Une fois dehors, j'enfilai mes gants rouges et claquai la porte de mon chalet. Je ne l'avais jamais fermé à clé, je faisais confiance à tout le monde, ici. Nous avions tout ce dont nous désirions, alors pourquoi aller voler chez les autres ? 

Je traversai les trois passerelles qui me séparaient de l'échelle d'un pas léger, puis me laissai glisser le long de l'échelle.
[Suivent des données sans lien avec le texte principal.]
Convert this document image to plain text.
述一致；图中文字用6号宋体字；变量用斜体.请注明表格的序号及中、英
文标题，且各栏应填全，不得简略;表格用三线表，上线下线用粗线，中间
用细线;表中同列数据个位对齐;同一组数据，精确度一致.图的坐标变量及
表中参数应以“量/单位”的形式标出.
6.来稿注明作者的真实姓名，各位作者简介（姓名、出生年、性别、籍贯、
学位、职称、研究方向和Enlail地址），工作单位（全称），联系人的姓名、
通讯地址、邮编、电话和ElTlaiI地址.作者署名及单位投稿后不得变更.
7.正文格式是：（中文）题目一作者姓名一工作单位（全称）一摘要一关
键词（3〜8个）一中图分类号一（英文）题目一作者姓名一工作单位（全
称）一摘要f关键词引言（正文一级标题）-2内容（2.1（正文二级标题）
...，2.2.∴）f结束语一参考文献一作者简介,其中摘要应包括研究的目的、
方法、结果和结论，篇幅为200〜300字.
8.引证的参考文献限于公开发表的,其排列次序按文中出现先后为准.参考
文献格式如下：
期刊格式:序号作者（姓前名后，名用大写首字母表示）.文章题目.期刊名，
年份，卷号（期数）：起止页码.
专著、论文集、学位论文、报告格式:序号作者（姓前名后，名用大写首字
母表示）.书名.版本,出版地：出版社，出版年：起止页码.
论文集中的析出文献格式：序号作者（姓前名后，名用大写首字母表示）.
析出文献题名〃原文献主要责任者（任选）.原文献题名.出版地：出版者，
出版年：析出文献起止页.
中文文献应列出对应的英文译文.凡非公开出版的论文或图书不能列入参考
Une fois avoir touché le sol, je fouillai dans mon sac à la recherche d'une lampe torche et l'allumai. Je dépassai la maison principale, contournai les voitures, et remarquai que les traces de pneu sur le sol blanc avaient disparu. Il avait dû neiger à nouveau cette nuit. Je m'enfonçai dans la forêt, à la recherche de quelque chose qui attirerait mon attention et qui me donnerait envie de dessiner. Je brandis ma lampe torche devant moi et avançai dans la neige en créant de la vapeur à chaque expiration. Je levai la tête pour regarder dans les arbres. Les étoiles et un rayon de lune filtraient à travers les branches des sapins. J'aurais pu le dessiner, mais je n'avais pas cette impulsion qui me prenait quand je voyais quelque chose qui me plaisait. Par exemple quand j'apercevais une clairière, ou bien un ruisseau éclairé par le soleil, je sentais comme une force dans ma poitrine qui grandissait, et mes yeux s'écarquillaient légèrement. Alors je savais que je ne devais surtout pas louper cet instant, et peu importe l'endroit où je me trouvai, je m'asseyais et sortais mes outils, puis griffonnais pendant plusieurs minutes intenses.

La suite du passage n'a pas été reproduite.